Trotzdem ging ich auf ihn ein. Er würde schon seine Gründe haben. "Hyung, ich kann in der Öffentlichkeit nicht mit dir reden und muss immer aufpassen, dass uns keiner bemerkt" Etwas paranoid blickte ich mich um, dass uns auch ja keiner beobachtete. "Tut mir leid, dass wir nicht wirklich etwas Aufregendes unternehmen können..."

Er schüttelte träge den Kopf "Zu Hause herumdösen und Klavier spielen tut's auch..."

Ich nickte traurig. Auch wenn ich nicht wirklich eine Ahnung hatte, ob wir jetzt Freunde waren, oder nicht, wollte ich unsere Kameradschaft/ Kumpelschaft/ Partnerschaft/ Zimmernachbarschaft, oder was auch immer es war, unbedingt pflegen. Wir hatten oft unsere Auseinandersetzungen, aber ich wollte mich mit ihm verstehen.

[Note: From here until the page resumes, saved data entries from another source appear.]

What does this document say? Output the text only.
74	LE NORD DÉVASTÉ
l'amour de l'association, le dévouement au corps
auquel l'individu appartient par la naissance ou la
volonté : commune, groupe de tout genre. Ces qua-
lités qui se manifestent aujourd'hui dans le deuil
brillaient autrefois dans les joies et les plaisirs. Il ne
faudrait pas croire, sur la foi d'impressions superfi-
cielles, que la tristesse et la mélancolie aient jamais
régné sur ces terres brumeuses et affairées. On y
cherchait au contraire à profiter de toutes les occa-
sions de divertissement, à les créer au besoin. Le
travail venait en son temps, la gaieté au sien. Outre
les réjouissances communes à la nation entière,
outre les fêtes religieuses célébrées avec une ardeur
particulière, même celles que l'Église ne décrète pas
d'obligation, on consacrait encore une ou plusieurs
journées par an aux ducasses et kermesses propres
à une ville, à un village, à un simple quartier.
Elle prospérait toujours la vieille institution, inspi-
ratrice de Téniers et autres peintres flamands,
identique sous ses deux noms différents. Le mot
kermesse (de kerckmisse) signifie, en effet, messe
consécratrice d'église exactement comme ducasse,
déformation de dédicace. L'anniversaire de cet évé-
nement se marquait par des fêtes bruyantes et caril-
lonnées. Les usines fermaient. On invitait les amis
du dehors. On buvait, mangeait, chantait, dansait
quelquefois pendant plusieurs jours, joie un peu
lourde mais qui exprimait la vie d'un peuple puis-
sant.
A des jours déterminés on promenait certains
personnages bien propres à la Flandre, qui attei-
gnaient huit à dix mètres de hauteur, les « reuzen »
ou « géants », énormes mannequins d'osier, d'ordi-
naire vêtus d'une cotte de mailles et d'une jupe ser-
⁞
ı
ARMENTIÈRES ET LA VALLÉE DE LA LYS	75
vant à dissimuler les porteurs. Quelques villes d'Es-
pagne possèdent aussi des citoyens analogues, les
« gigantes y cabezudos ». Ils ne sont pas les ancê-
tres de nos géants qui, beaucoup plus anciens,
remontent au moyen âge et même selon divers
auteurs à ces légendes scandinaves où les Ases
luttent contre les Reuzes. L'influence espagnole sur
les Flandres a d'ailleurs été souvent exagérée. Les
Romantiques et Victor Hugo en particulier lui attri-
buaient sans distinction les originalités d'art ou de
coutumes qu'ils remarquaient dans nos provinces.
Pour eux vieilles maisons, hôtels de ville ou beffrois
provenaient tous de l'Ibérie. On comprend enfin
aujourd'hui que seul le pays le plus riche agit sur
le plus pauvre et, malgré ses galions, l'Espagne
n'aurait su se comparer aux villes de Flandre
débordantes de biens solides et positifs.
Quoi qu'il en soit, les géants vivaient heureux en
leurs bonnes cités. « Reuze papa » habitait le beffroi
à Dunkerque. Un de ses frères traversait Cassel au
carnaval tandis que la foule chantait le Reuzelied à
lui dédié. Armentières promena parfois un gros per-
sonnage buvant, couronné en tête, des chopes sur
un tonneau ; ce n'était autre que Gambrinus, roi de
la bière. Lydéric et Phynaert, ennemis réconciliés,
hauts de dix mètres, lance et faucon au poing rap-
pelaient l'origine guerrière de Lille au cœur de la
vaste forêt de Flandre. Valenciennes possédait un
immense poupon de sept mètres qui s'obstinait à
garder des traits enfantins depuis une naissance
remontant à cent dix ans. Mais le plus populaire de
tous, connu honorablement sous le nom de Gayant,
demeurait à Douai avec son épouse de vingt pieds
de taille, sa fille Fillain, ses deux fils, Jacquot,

Als ich bemerkte, dass dieses Thema uns keinen Gesprächsstoff mehr lieferte und er mir echt nicht sagen wollte, was in der Schule wirklich passiert war, streckte ich mich erstmal und begann dann von neu zu reden: "Wie soll ich dieses Geschichte Referat nur hinbekommen? Geschichte ist das langweiligste Fach der Welt" Yoongi vollzuquengeln kann gefährlich sein, macht aber dafür höllisch Spaß~

Er seufzte, was allerdings in einem Gähnen endete. "Geschichte kann auch aufregend sein, wenn du's aus freien Stücken lernst. Als du noch nicht da warst, hab ich aus Langweile die ganze Bibliothek durchgelesen. Ich weiß jetzt einiges... wenn du Hilfe brauchst, dann kann ich dir also was erklären" Er redete als wäre das was ganz Normales.

Der Meinung war ich aber nicht, also strahlte ich ihn daraufhin an und schenkte ihm ein Eye-smile. "Wirklich??"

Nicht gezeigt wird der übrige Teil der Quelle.